Because they have two flush settings, this style of toilet often has button controls as opposed to a standard handle, and they come in both two- and one-piece designs. As an added bonus, these toilets aren’t as pricey as you might think! A standard model can cost you less than $100.
- Waterless: If you want to install a toilet in a location that lacks traditional plumbing, you may need to look into a waterless toilet. These are popular options for remote cabins, barns, RVs, and more.
There are two common types of waterless toilets: bagging and composting. With new bagging toilets, any waste is sealed into an airtight bag when you “flush” and you simply throw the bags away periodically. On the other hand, composting toilets are connected to a separate bin where waste accumulates, and over time, the organic material breaks down and can then be used as fertilizer.
Because they’re a niche item, waterless toilets are significantly more expensive than standard models, starting at around $500.
- Smart: For a more luxurious bathroom experience, you may want to look for a “smart” toilet. These high-end toilets are typically one-piece styles, and they come equipped with a host of luxury features. A few common options include heated seats, built-in bidets, automatic lids, touchless flushing, and more.

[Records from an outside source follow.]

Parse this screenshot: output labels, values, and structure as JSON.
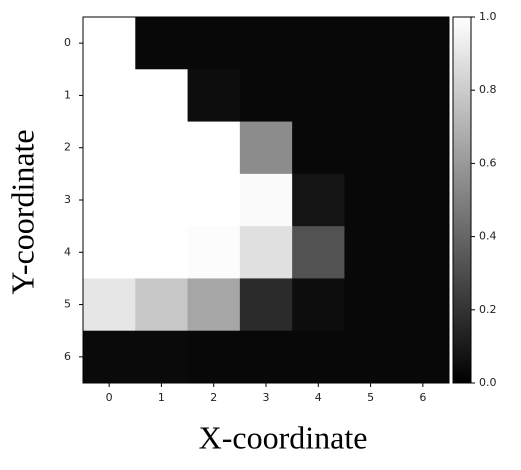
{
  "chart_data": {
    "type": "heatmap",
    "xlabel": "X-coordinate",
    "ylabel": "Y-coordinate",
    "x": [
      0,
      1,
      2,
      3,
      4,
      5,
      6
    ],
    "y": [
      0,
      1,
      2,
      3,
      4,
      5,
      6
    ],
    "xlim": [
      -0.5,
      6.5
    ],
    "ylim": [
      6.5,
      -0.5
    ],
    "colormap": "gray",
    "values": [
      [
        1,
        0.03,
        0.03,
        0.03,
        0.03,
        0.03,
        0.03
      ],
      [
        1,
        1,
        0.05,
        0.03,
        0.03,
        0.03,
        0.03
      ],
      [
        1,
        1,
        1,
        0.55,
        0.03,
        0.03,
        0.03
      ],
      [
        1,
        1,
        1,
        0.98,
        0.08,
        0.03,
        0.03
      ],
      [
        1,
        1,
        0.99,
        0.88,
        0.32,
        0.03,
        0.03
      ],
      [
        0.9,
        0.78,
        0.65,
        0.17,
        0.05,
        0.03,
        0.03
      ],
      [
        0.04,
        0.04,
        0.03,
        0.03,
        0.03,
        0.03,
        0.03
      ]
    ],
    "zlim": [
      0,
      1
    ],
    "zticks": [
      {
        "value": 0,
        "label": "0.0"
      },
      0.2,
      0.4,
      0.6,
      0.8,
      {
        "value": 1,
        "label": "1.0"
      }
    ]
  }
}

As you might expect, these high-end models don’t come cheap, starting at around $1,000. Keep in mind that many of the features are powered by electricity, so you may need to plug it into an outlet.
As you shop for a toilet, you’ll likely encounter several popular brands. Here’s what you should know about each.
- KOHLER: A well-known brand for all things bathroom and kitchen, KOHLER offers a huge selection of toilets, ranging from no-frill two-piece options to high-end “intelligent” toilets. This brand is known for its minimalistic, modern designs, and the majority of its products are well-received by consumers.
- American Standard: Another highly-rated toilet brand is American Standard, which offers hundreds of toilet models at affordable prices. This brand is known for its traditional two-piece toilets, but you can also find more modern options from the company, as well.
- Delta: While this brand doesn’t offer as many products, Delta toilets are some of the most highly-rated products across the board. When browsing Delta’s selection, you’ll find high-quality two-piece models in traditional styles, as well as cool toilet lids with built-in night lights.
- TOTO: No matter your budget when shopping for a toilet, you’ll likely be able to find an option that suits your needs from TOTO. Known for its sleek one-piece toilets, this brand offers a wide selection and recieves consistently top marks from buyers.
There are a variety of accessories you might choose to purchase along with your new toilet, most common among which is a different seat and lid. The majority of toilets come with a standard seat and lid, but many homeowners want to upgrade to a seat that’s more comfortable, stylish and/or functional. A few examples of upgraded toilet seats include slow-close lids, which prevent slamming, and wooden seats, which tend to be a little warmer and more durable than plastic options.
Additionally, you may want attachments for you new toilet, such as a night light, bidet or self-cleaning option. Many of these accessories are surprisingly affordable and can increase the functionality of your new toilet.